Repository with the code developed for the manuscript VarPPUD: predicting variant pathogenicity in the undiagnosed disease patients
- To have access to the Undiagnosed Disease Network database, approval is required.
- Access to the data was done via PIC-SURE.
Code/: contains the files constructing the framework
- PIC-SURE/
HPDS_connection_manager.py: Build connection with PIC-SURE
utils.py: functions access data using PIC-SURE
- preprocess/
data_process.py: data preprocessing and cleaning based on inclusion criteria
feature_data_imputation.py: data imputation methods
data_generation.py: synthetic data generation using CTGAN through constraints
- feature/
feature_generation_gene.py: features generated based on genes
feature_generation_protein.py: feature generated based on protein variant
feature_generation_variant.py: feature generated based on nucleotide variant
- model/
model.py: functions to implement prediction and plot ROC and PR curves
main.py: loading data and run the codes for prediction of variant pathogenicity
method_comparison.py: prediction results using other state-of-the-art methods
- analysis/
statistics.py: statistical analysis for inclusion patients data
visualization.py: figure visualizations
Data/: Raw and intermediate data in the work
- raw/: The raw data is avaialable upon request, accessing to the data was done via PIC-SURE
- database/: databases used to generate features
- feature/: numerical feature representations
- Clone the repository: git clone https://github.com/hms-dbmi/VarPPUD
- Change the the directory of all code files to the location where your data is accessed
- Run data_process.py to curate the inclusion patient information
- Generate and concatenate different features through feature_generation_gene.py, feature_generation_protein.py and feature_generation_variant.py
- Generate synthetic data using data_generation.py for external validation of the model
- Run main.py to predict the variant pathogenicity of undiagnosed patients
- Run statistics.py and visualization.py for statistical analysis and visualization of input data and results
This code supports the analysis presented in: “VarPPUD: predicting variant pathogenicity in the undiagnosed disease patients”.

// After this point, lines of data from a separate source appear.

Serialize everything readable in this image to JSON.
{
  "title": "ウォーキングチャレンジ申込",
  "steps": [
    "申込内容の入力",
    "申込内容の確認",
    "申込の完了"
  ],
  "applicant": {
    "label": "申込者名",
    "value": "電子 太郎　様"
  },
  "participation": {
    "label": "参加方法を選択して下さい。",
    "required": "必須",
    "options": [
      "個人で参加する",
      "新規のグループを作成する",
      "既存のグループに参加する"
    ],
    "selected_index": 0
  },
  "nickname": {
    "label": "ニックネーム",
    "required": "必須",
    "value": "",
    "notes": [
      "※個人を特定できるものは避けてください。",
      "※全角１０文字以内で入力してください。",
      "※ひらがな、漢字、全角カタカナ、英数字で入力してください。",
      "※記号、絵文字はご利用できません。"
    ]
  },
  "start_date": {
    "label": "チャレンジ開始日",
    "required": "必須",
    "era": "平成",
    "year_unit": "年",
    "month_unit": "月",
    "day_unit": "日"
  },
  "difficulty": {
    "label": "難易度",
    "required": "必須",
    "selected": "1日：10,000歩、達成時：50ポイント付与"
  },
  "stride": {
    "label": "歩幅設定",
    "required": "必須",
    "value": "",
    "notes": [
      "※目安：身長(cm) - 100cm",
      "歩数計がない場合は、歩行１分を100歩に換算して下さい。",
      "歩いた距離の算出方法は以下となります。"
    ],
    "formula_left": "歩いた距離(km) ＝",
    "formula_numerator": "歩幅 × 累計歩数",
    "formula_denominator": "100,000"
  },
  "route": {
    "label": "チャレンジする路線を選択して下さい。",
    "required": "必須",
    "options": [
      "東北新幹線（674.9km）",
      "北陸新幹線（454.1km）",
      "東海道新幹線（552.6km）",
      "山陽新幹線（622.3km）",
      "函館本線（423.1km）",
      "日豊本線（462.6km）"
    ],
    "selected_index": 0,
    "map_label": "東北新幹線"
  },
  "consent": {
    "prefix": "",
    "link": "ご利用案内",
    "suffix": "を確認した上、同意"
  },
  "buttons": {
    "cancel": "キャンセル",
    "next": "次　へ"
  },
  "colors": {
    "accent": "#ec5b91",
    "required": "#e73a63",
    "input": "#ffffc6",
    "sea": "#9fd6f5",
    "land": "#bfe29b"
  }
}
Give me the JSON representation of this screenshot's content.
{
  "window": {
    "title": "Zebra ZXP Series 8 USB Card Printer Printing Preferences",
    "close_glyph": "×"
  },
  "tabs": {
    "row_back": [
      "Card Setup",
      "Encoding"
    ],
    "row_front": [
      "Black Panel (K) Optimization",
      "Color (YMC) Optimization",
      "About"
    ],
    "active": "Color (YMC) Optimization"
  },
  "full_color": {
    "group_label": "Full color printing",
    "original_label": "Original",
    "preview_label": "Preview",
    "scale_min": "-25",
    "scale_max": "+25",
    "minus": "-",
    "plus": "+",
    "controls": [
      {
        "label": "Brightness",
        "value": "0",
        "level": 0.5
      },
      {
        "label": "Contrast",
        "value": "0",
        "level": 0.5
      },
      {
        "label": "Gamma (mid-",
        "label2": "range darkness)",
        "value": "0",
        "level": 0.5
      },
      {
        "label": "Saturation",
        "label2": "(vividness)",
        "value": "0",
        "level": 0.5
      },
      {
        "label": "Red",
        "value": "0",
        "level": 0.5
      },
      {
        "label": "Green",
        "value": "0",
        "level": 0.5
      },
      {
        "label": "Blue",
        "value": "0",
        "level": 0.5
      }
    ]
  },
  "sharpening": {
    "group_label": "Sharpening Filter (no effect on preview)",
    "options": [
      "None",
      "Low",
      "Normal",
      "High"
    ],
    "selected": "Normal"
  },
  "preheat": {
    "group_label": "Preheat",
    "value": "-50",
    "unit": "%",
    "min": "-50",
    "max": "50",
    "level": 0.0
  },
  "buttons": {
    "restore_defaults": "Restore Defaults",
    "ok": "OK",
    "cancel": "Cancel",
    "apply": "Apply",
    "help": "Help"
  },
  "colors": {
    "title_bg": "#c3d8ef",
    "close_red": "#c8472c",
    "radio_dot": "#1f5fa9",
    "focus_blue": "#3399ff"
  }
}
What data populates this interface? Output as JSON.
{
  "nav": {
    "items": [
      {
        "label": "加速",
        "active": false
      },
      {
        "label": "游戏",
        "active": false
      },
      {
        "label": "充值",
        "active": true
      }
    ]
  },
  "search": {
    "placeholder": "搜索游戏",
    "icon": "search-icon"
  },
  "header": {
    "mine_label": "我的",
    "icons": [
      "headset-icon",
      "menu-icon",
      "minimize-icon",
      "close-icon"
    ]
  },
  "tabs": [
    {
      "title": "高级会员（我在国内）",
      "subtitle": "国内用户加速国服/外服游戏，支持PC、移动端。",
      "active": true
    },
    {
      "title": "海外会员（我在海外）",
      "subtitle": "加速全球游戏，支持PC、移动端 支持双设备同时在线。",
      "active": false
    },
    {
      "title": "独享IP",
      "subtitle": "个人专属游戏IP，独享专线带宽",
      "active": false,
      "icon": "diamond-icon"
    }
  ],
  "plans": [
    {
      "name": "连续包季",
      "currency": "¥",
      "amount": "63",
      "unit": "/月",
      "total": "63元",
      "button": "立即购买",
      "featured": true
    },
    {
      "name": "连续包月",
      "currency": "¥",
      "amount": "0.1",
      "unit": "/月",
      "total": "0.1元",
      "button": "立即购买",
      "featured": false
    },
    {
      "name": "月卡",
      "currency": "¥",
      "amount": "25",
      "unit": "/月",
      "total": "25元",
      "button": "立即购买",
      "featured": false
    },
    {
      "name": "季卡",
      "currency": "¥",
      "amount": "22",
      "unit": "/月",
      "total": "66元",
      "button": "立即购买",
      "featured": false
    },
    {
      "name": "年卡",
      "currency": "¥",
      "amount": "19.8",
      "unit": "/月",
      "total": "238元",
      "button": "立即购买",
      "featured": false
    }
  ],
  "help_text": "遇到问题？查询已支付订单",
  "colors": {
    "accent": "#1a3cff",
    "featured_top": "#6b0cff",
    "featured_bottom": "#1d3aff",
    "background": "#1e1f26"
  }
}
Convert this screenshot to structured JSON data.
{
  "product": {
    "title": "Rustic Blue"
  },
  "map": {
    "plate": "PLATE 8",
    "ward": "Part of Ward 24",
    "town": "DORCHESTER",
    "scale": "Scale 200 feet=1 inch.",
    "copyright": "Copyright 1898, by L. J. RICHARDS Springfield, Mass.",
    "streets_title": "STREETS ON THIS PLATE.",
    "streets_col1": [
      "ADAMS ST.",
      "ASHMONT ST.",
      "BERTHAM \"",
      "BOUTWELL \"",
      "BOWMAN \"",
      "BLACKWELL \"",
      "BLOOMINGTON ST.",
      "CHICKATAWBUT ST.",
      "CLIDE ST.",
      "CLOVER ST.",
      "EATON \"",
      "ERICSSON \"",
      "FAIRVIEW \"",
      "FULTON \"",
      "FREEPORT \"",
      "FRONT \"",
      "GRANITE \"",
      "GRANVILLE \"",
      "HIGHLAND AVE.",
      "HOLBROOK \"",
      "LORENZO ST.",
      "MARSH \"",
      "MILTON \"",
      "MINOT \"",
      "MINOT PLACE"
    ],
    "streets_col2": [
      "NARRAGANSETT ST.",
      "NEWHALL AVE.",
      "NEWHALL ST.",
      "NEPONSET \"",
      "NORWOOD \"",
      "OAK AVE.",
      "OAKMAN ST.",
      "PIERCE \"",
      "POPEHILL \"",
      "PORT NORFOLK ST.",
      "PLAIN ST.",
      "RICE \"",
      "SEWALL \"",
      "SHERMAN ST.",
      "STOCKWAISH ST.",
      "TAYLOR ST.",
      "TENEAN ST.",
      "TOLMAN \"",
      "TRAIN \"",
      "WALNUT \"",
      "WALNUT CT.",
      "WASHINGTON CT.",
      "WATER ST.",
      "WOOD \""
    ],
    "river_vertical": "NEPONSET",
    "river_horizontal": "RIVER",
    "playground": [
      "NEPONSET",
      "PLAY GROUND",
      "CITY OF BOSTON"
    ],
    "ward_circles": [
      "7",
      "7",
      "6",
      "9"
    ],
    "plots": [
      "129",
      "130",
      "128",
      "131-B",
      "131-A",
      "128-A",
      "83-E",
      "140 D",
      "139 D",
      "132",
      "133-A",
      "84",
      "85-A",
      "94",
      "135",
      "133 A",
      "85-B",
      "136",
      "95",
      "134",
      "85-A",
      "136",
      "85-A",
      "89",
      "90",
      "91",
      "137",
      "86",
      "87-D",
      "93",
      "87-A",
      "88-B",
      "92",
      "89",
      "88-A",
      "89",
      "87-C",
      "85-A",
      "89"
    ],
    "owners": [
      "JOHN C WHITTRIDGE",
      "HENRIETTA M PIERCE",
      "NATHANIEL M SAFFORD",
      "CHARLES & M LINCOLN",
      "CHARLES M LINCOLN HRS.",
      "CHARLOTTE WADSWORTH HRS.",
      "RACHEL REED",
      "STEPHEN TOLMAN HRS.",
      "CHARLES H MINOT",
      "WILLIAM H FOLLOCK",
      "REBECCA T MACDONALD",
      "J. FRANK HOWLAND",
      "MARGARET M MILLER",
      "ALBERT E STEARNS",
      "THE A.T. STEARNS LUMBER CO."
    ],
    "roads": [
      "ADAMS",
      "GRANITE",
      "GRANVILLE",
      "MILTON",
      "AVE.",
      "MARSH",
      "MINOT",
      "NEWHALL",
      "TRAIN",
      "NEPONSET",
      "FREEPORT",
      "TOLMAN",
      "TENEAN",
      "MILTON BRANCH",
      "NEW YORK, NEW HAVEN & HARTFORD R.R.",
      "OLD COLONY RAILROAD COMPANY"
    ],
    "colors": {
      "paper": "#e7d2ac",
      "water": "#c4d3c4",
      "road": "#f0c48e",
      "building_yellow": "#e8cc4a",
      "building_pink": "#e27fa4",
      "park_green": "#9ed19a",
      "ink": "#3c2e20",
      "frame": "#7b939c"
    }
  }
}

Licensed under the Apache License, Version 2.0 (the “License”); you may not use this file except in compliance with the License. You may obtain a copy of the License at http://www.apache.org/licenses/LICENSE-2.0 Unless required by applicable law or agreed to in writing, software distributed under the License is distributed on an “AS IS” BASIS, WITHOUT WARRANTIES OR CONDITIONS OF ANY KIND, either express or implied. See the License for the specific language governing permissions and limitations under the License.